Amen. As an otherwise satisfied nexus 7 owner (first generation) a lighter and thinner model would be nice considering it is already a go-anywhere device for me.

But the inexplicable slowness as the device ages and memory use grows is a crappy reason to have to upgrade.

It's funny how quickly a market evolves and competition ratchets up. I can buy for $200 a device that gives me capabilities that cost an order of magnitude more 10 years ago, but I also still expect the cheaper device to have robust and long term performance capabilities.

I'll upgrade for "more, better features" but upgrading cause the old one kicked the bucket after a year is asking too much.

And given the market dynamics, even for $200, I'm not being unreasonable!
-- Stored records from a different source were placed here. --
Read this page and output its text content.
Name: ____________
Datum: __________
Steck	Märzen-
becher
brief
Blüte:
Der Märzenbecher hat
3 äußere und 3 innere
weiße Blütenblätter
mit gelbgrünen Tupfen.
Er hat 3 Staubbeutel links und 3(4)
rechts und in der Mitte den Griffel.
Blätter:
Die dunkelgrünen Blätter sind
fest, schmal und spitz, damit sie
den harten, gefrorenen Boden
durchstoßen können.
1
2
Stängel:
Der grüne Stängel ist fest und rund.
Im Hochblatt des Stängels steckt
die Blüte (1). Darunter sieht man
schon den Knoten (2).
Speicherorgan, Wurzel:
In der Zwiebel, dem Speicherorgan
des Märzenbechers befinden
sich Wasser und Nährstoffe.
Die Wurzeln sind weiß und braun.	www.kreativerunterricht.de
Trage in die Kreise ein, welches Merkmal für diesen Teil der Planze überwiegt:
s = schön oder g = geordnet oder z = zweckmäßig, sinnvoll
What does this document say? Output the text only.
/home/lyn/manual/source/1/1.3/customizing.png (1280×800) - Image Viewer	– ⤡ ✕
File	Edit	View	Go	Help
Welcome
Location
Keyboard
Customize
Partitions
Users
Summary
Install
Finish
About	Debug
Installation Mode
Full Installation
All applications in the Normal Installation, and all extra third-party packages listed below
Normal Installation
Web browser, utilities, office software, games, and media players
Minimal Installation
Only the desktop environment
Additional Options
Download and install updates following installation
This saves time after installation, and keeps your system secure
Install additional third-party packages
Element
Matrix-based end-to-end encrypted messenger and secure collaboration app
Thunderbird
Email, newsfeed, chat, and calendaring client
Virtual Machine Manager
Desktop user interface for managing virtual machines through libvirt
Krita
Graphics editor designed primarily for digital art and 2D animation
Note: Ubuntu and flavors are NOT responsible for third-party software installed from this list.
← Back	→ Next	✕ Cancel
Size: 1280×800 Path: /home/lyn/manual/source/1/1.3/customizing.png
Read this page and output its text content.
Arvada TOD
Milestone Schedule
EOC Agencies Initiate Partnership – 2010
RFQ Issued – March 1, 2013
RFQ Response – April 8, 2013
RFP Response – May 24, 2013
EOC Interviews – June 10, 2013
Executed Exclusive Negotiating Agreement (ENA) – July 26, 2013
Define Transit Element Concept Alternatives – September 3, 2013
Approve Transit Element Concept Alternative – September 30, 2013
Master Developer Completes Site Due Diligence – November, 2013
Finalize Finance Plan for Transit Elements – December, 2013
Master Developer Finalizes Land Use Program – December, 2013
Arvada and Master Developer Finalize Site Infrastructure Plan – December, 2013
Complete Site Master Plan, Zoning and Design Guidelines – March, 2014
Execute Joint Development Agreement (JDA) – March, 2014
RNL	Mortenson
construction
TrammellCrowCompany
Gotta love capitalism.

It's because the memory needed to have fstrim run on it regularly. In Android 4.3, this now happens daily. If you're running a device with an earlier version of Android, you can use LagFix (requires root): https://play.google.com/store/apps/details?id=com.grilledmon...
> Now without utterly broken flash memory drivers that cripple performance after a few months of use and took a year to fix!

I do not own any Nexus 7 devices but I do recall reading about issues related to degraded flash performance over time for the first generation devices.

I am wondering though how do you know for certain that the newer model device have this resolved ?

You can fix it yourself by running fstrim regularly in the form of LagFix: https://play.google.com/store/apps/details?id=com.grilledmon...

Android 4.3 now runs fstrim daily to alleviate this issue.